Rewriting the Rules of Corrugated Packaging: BHS Corrugated’s Case for Digital Integration
At the FuturePrint conference in Valencia, Nils Gottfried from BHS Corrugated presented a clear thesis: the traditional architecture of corrugated box production is outmoded, and digital integration offers both a technical and commercial remedy. The company outlined how its BHS Jetliner series could reconfigure the production process by embedding high-speed inkjet printing directly at the corrugator—eliminating entire stages of the conventional converting chain.
In a sector where margins are thin and speed to market has become a critical differentiator, BHS Corrugated is betting on digital to reduce operational complexity. Its BHS Jetliner Monochrome system, tailored for one-colour applications, enables inline printing at corrugator line speeds. The implications are material: fewer changeovers, no print plates, less waste, and lower resource use. These efficiencies, make the system suitable for integrating into both existing and new corrugators, supporting a leaner and more adaptive production model.
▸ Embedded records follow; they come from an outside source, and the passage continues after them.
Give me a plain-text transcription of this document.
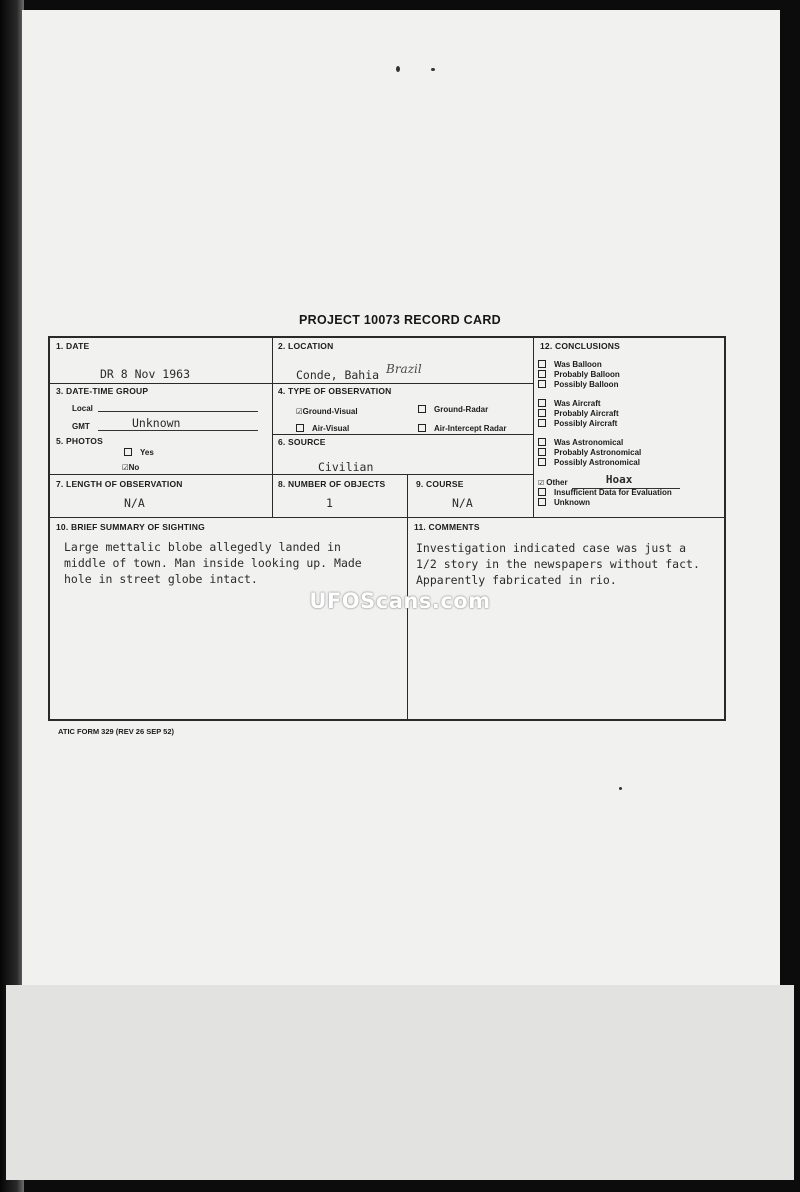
PROJECT 10073 RECORD CARD
1. DATE
DR 8 Nov 1963
2. LOCATION
Conde, Bahia Brazil
3. DATE-TIME GROUP
Local
GMT	Unknown
4. TYPE OF OBSERVATION
☑Ground-Visual	Ground-Radar
Air-Visual	Air-Intercept Radar
5. PHOTOS
Yes
☑No
6. SOURCE
Civilian
7. LENGTH OF OBSERVATION
N/A
8. NUMBER OF OBJECTS
1
9. COURSE
N/A
12. CONCLUSIONS
Was Balloon
Probably Balloon
Possibly Balloon
Was Aircraft
Probably Aircraft
Possibly Aircraft
Was Astronomical
Probably Astronomical
Possibly Astronomical
☑ Other	Hoax
Insufficient Data for Evaluation
Unknown
10. BRIEF SUMMARY OF SIGHTING
Large mettalic blobe allegedly landed in
middle of town. Man inside looking up. Made
hole in street globe intact.
11. COMMENTS
Investigation indicated case was just a
1/2 story in the newspapers without fact.
Apparently fabricated in rio.
UFOScans.com
ATIC FORM 329 (REV 26 SEP 52)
Beyond process gains, the proposal introduces a shift in how corrugated products might be commercialised. Box plants could bypass traditional print and finishing lines for certain applications, using the BHS Jetliner Monochrome to handle variable data, serialisation, and high-resolution text directly on the corrugator. The result is not only faster lead times but also a reduction in inventory risk, thanks to more agile, print-on-demand workflows.
The broader digital portfolio includes the BHS Jetliner Xceed, which supports CMYK+ printing on both coated and uncoated substrates using a roll-to-roll format. While that system is aimed at more complex graphic work, the BHS Jetliner Monochrome reflects a targeted approach—transforming monochrome jobs, often considered low-value, into a point of process leverage.
Technically, the company claims a robust and serviceable architecture. Components include a central impression cylinder, print inspection tools, automated head cleaning, ink recirculation, and redundancy features designed to maintain uptime. Print heads come from Fujifilm, and the machine layout is described as inkjet-optimised. The firm also develops its software stack in-house, ensuring compatibility and control over workflow.
Environmental and economic pressures have forced converters and brands alike to reassess legacy systems. Rising substrate costs, demand for sustainability credentials, and consumer-facing traceability requirements all feed into the digital narrative. Variable QR coding and short-run seasonal packaging are no longer fringe use cases—they are rapidly becoming table stakes.
From a market perspective, the integration of monochrome digital print directly onto corrugators alters the role of traditional sheet plants and feeders. In the model presented, pre-printed sheets can be sold as semi-finished goods, with higher margins and reduced capital tied up in downstream print capacity. Sheet plants could phase out their own printers and rely instead on high-quality printed stock delivered from integrated corrugator operations.
It’s a pragmatic proposition—one that does not rely on speculative technology or dramatic shifts in consumer behaviour. Instead, it reframes a longstanding industrial process to respond more precisely to present-day constraints.
Whether this approach will scale depends less on enthusiasm for digital print and more on the discipline of operational execution. But BHS Corrugated’s message in Valencia was unambiguous: the path to resilience in packaging lies in simplifying what has long been over-complicated.